The Mid-Marylanders were stationed outside of the figure skating arena in the evenings where team members served hot cocoa and engaged passers- by in conversations. They also gave away free New Testaments and very popular star-shaped multi-colored commemorative “More than Gold” pins.
Joel Rainey, Mid-Maryland Association director of missions, led the team, comprised of a diverse group of Christians from four Mid-Maryland churches that had never worked together before. Rainey said it was evident that God formed the teams.
“They worked masterfully together. I can’t speak highly enough about their flexibility and the way God worked through them,” Rainey said.
“… our team was known as part of the ‘hot chocolate’ people,” Rebecca Miller said. Miller and her husband, Dan, who celebrated their 20th wedding anniversary on the trip, are members of Friendship Church. “People were grateful for a hot cup of something to drink while waiting in the rain for long lines of buses, trains and taxis. We were also able to share nightly with the bus drivers and taxi drivers, as they repeatedly lined up hours before the end of the event to ensure rides and fares for the night. It was exciting to see relationships and friendships formed from just a cup of hot chocolate and kindly spoken words. These short conversations led to opportunities for many of our mission team members to share Christ,” Rebecca said.
Shelba Uhrin told of one of those opportunities when the Holy Spirit led the group to pray with a young Olympic event worker. “It was amazing to see a man with a back pack of hot chocolate praying with this boy on the side of the road,” Uhrin said. That young man made a confession of faith.
The commemorative pins were a big hit. “Whether we were traveling on the train, by bus, walking downtown or eating lunch, we had many opportunities to explain the colors of the pin, leading people to the clear message of being a Christian. More than ten thousand Olympic pins were given away during the Olympic Games by the more than 1,000 “More Than Gold” volunteers. These pins were taken home by people around the globe,” Rebecca said.
Northwest Church member, Charlie Strickland, had a chance to share with a Romanian man while riding on a sky train. “I did not know what I was going to say, but God provided me with the words I needed to share. I explained to the man how much God loved him, quoting John 3:16. I gave him a lapel pin, tract and a New Testament, and the look of excitement on his face and his reaction was a great encouragement to me. I pray that he will read the materials and come to know the Lord,” Strickland said.
The trip was Mary Jane Wright’s first step into short-term mission work and was life changing. Wright is also a member of Friendship Church.
“I took a step of faith doing it,” Wright said. “My husband passed away in June and I was in church the following Sunday. I saw the information about the mission trip to Vancouver and didn’t realize it was for the Olympics and not for our immediate church.”
Wright didn’t back down, though as the trip got closer, she began to have some doubts.
“I’m 70 years old. I hoped my body would hold together,” she admitted. But her fears were groundless. “It was amazing. Having an intense week of living with Christians…it was a beautiful thing,” she said.

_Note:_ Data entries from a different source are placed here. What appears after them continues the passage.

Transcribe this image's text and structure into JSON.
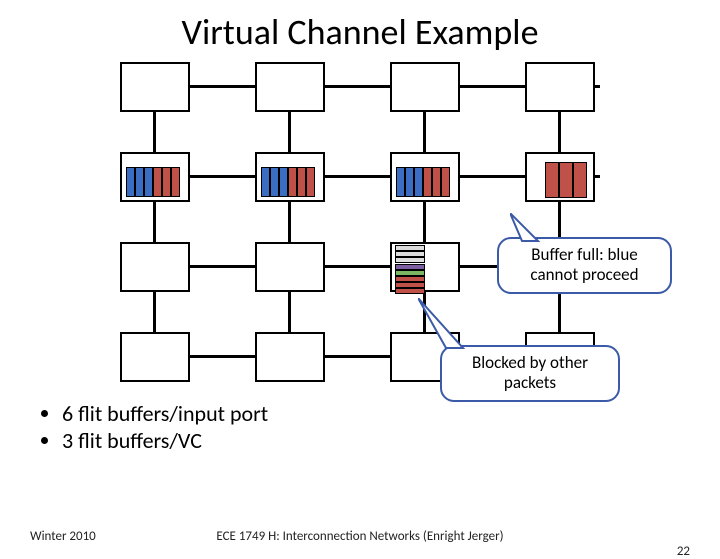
{
  "title": "Virtual Channel Example",
  "callouts": {
    "buffer_full": "Buffer full: blue cannot proceed",
    "blocked": "Blocked by other packets"
  },
  "bullets": [
    "6 flit buffers/input port",
    "3 flit buffers/VC"
  ],
  "footer": {
    "left": "Winter 2010",
    "center": "ECE 1749 H: Interconnection Networks (Enright Jerger)",
    "right": "22"
  },
  "colors": {
    "blue": "#3b6dc2",
    "red": "#c05148",
    "green": "#7bb662",
    "purple": "#7b5fa0",
    "border": "#3b5aa7"
  },
  "grid": {
    "rows": 4,
    "cols": 4
  },
  "buffers": {
    "row1": [
      {
        "orientation": "v",
        "slots": [
          "blue",
          "blue",
          "blue",
          "red",
          "red",
          "red"
        ]
      },
      {
        "orientation": "v",
        "slots": [
          "blue",
          "blue",
          "blue",
          "red",
          "red",
          "red"
        ]
      },
      {
        "orientation": "v",
        "slots": [
          "blue",
          "blue",
          "blue",
          "red",
          "red",
          "red"
        ]
      },
      {
        "orientation": "v",
        "slots": [
          "red",
          "red",
          "red"
        ]
      }
    ],
    "center_node_22": [
      {
        "orientation": "h",
        "slots": [
          "gray",
          "gray",
          "gray"
        ]
      },
      {
        "orientation": "h",
        "slots": [
          "purple",
          "green",
          "red",
          "red",
          "red"
        ]
      }
    ]
  }
}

Wright shared with two Russian women on a sky train. She gave them the “More than Gold” pins, told them why the group was there and encouraged the women to read the information about Jesus on the back of the card. Wright told the women she would be by the coliseum in the evening thinking she’d never see them again but she was wrong.
“They came across the parking lot with their arms open and hugged me. That pin is going to Russia! I can’t get them out of my mind. I pray for them every day,” she said. “It was one experience after another. The whole world was there.”
Vancouver is one of the most multicultural cities in the world, Rainey explained. People celebrate their ethnicities and live harmoniously. And they’re more open than in most cities, he said.
Our group had hundreds of conversations with people,” he said. And those seeds planted have the potential to go around the whole world.